Seasonal Affective Disorder

When fall turns to winter, many people experience bouts of "the blues" -- feelings of sadness and melancholy. For many people, these feelings pass, often with the holidays. But for others -- those affected by seasonal affective disorder (SAD) -- these feelings drag on throughout the winter and can become debilitating.

SAD is a mild form of depression that occurs at certain seasons of the year, especially in the winter. The illness is characterized by loss of energy and sexual drive, restlessness, and often a craving for carbohydrates.

Typically, people begin experiencing SAD between 20-40 years of age, however, it has been found in some children and some older adults. However, people who have SAD often have had similar patterns of feelings in their earlier life as well. SAD is much more prevalent in women than in men. Symptoms usually begin in the fall, peak in the winter, and resolve in the spring.

Signs and Symptoms of SAD include:

  • Depression
  • Loss of energy
  • Anxiety
  • Irritability
  • Tendency to oversleep
  • Overeating, especially foods high in carbohydrates
  • Weight gain
  • Difficulty concentrating and processing information


What causes SAD? 

Researchers first thought that a lack of sunlight affected the levels of melatonin, a hormone. However, studies on the role of melatonin in SAD are inconclusive. Some researchers believe that a lack of sunlight disrupts circadian rhythms, which regulate your body's internal clock. Others maintain that SAD is due to chemical changes that occur in the brain as a result of reduced light stimulation to the retina of the eye. Lower amounts of light hitting the eyes means lower levels of seratonin and higher levels of melatonin in the brain regions. Lower seratonin levels result in depression, whereas higher levels of melatonin result in fatigue and a desire to sleep. 

How can SAD be treated?

Treatment of SAD often involves utilizing interventions that attempt to reverse the chemical changes that lowed daylight cause in the brain. The most common intervention for mild cases of the disorder involve lifestyle changes which allow more opportunity for light to stimulate the eyes.
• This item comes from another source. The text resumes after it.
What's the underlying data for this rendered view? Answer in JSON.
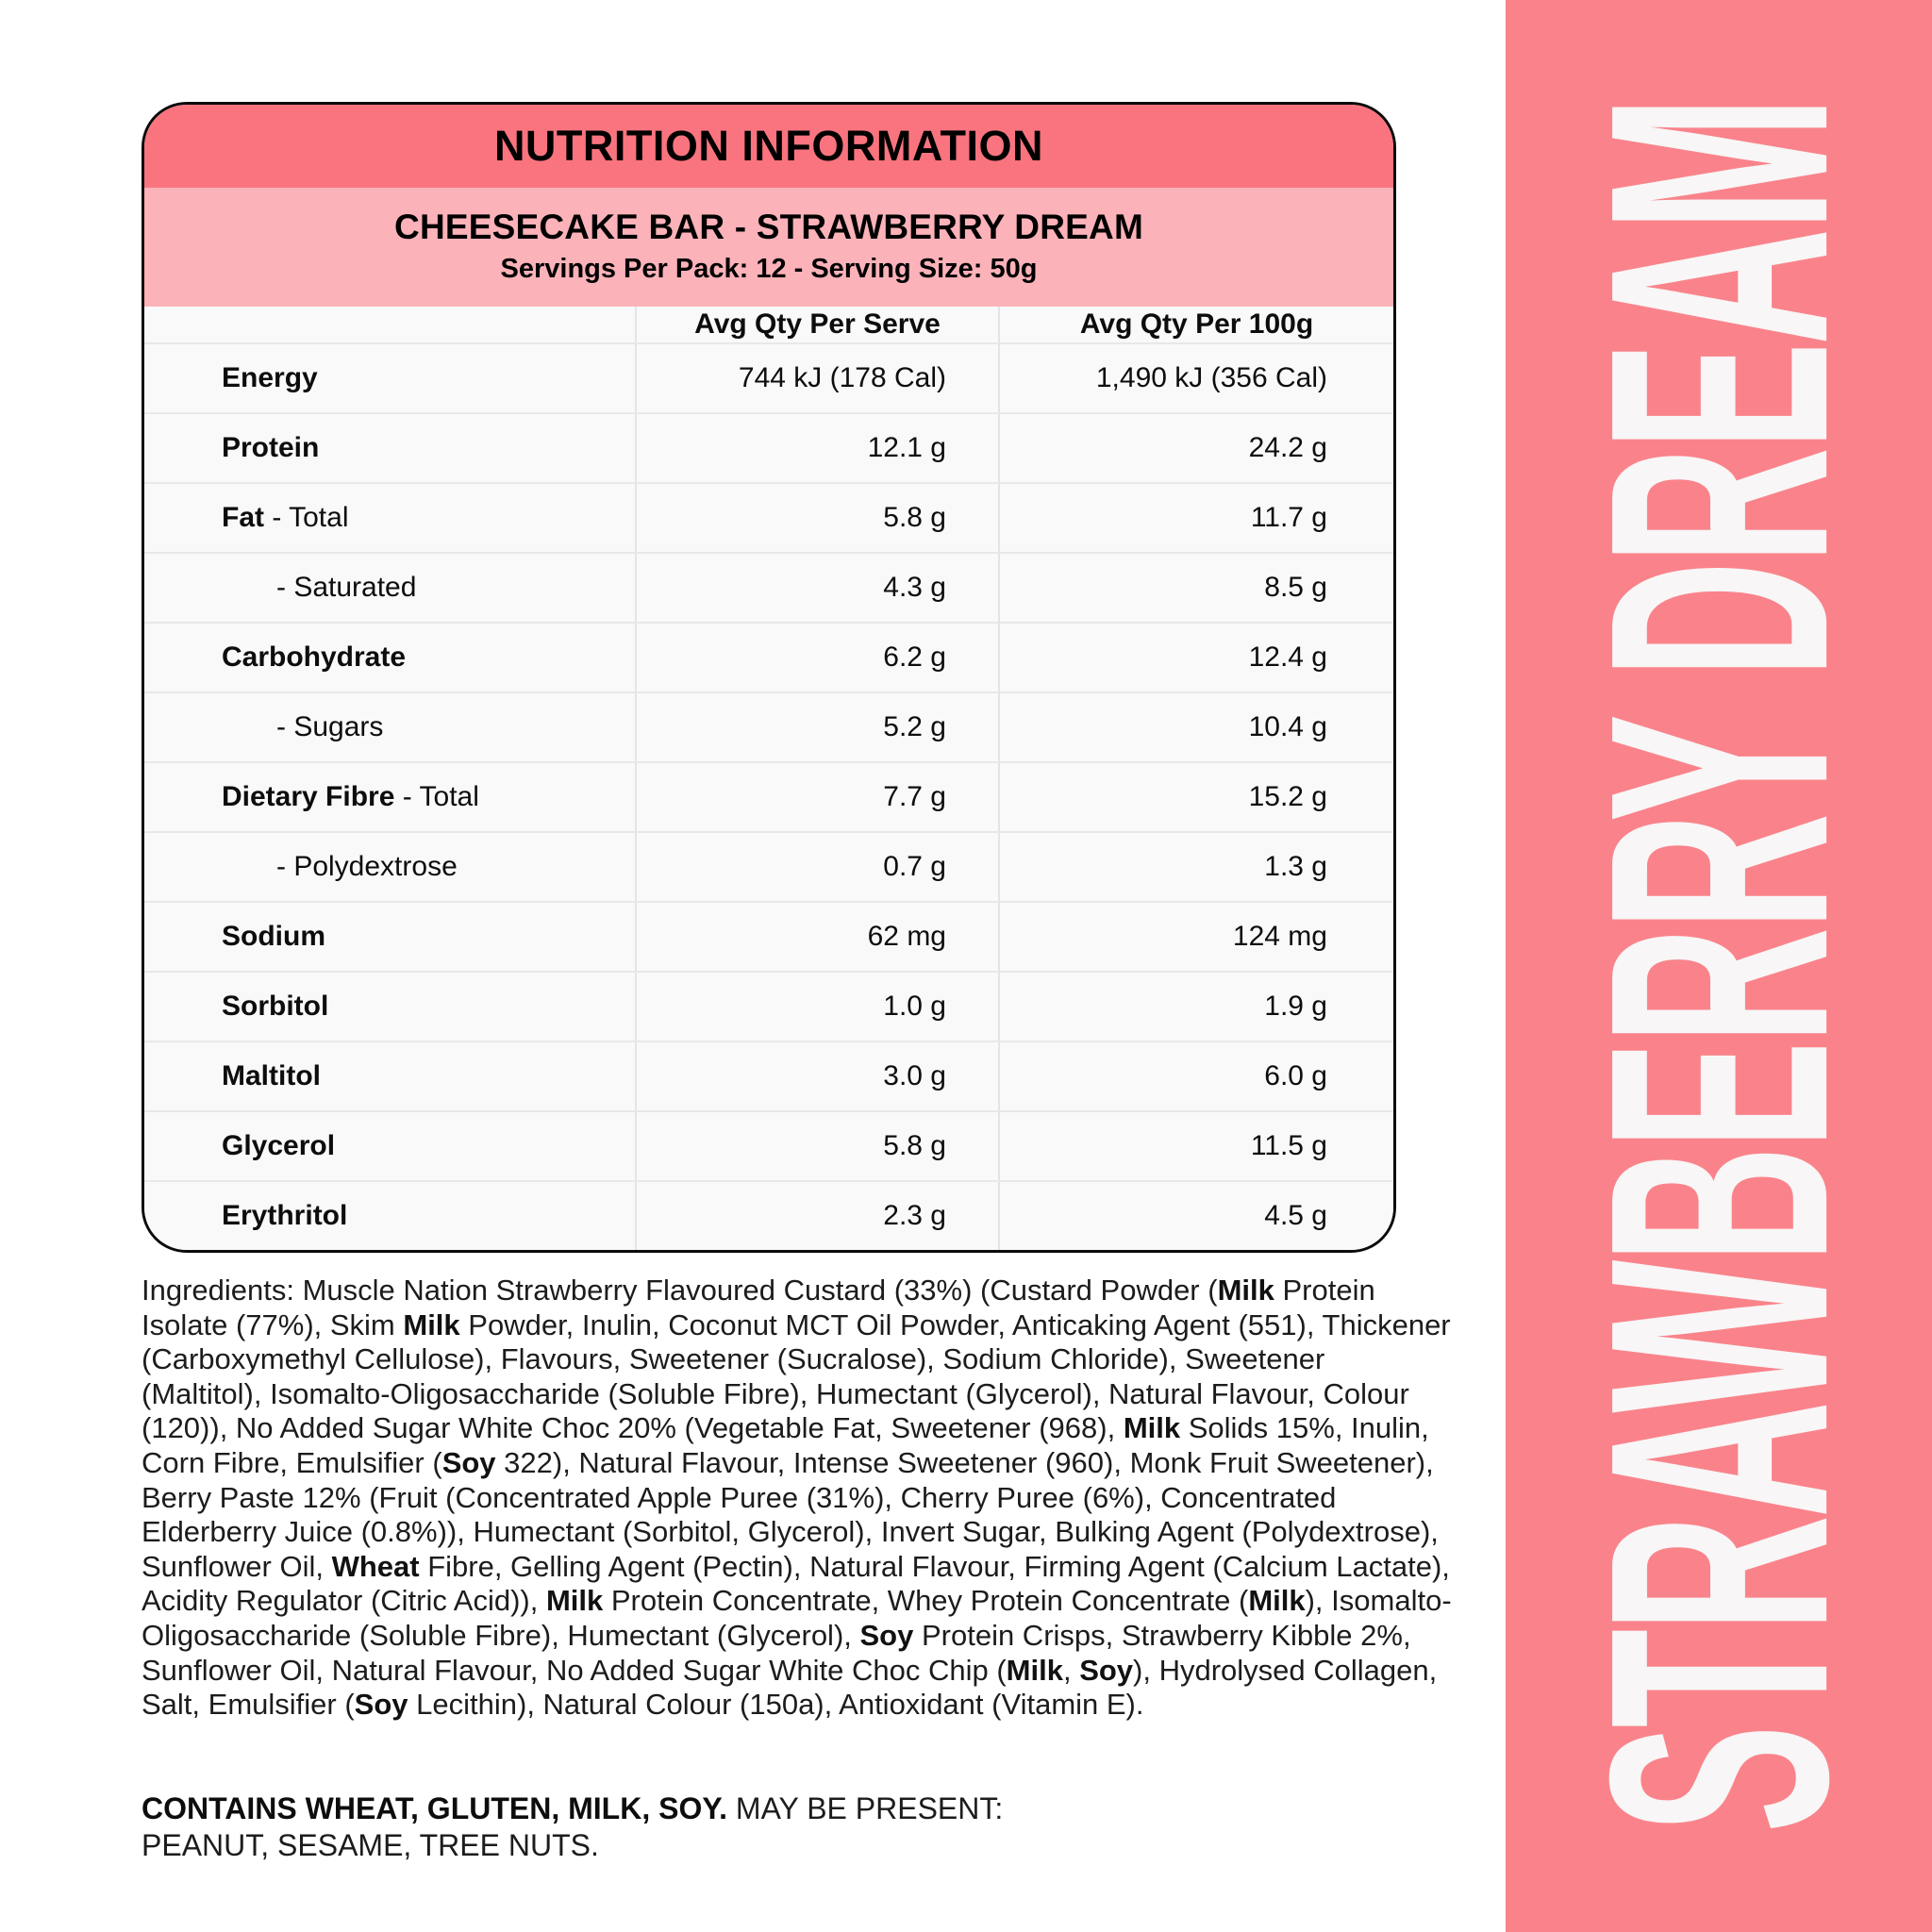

In more serious cases, light boxes, which attempt to replicate the intensity of natural sunlight, are used to stimulate eyes.

Researchers at more than 15 medical centers and clinics in both the United States and abroad have had much success with light therapy in patients with clear histories of SAD for at least several years. Marked improvement is usually observed within a week, if not sooner. Unfortunately, symptoms usually return in about a week when the lights are withdrawn.

Most people must maintain a consistent daily schedule of light therapy beginning, as needed, in fall or winter and usually continuing until the end of April, by which time outdoor light is sufficient to maintain good mood and high energy. Some people can skip treatments for one to two days, occasionally longer, without ill effects, but most start to slump (regress) quickly when treatment is interrupted. 

In some instances antidepressant medications may also be helpful in treating the disorder.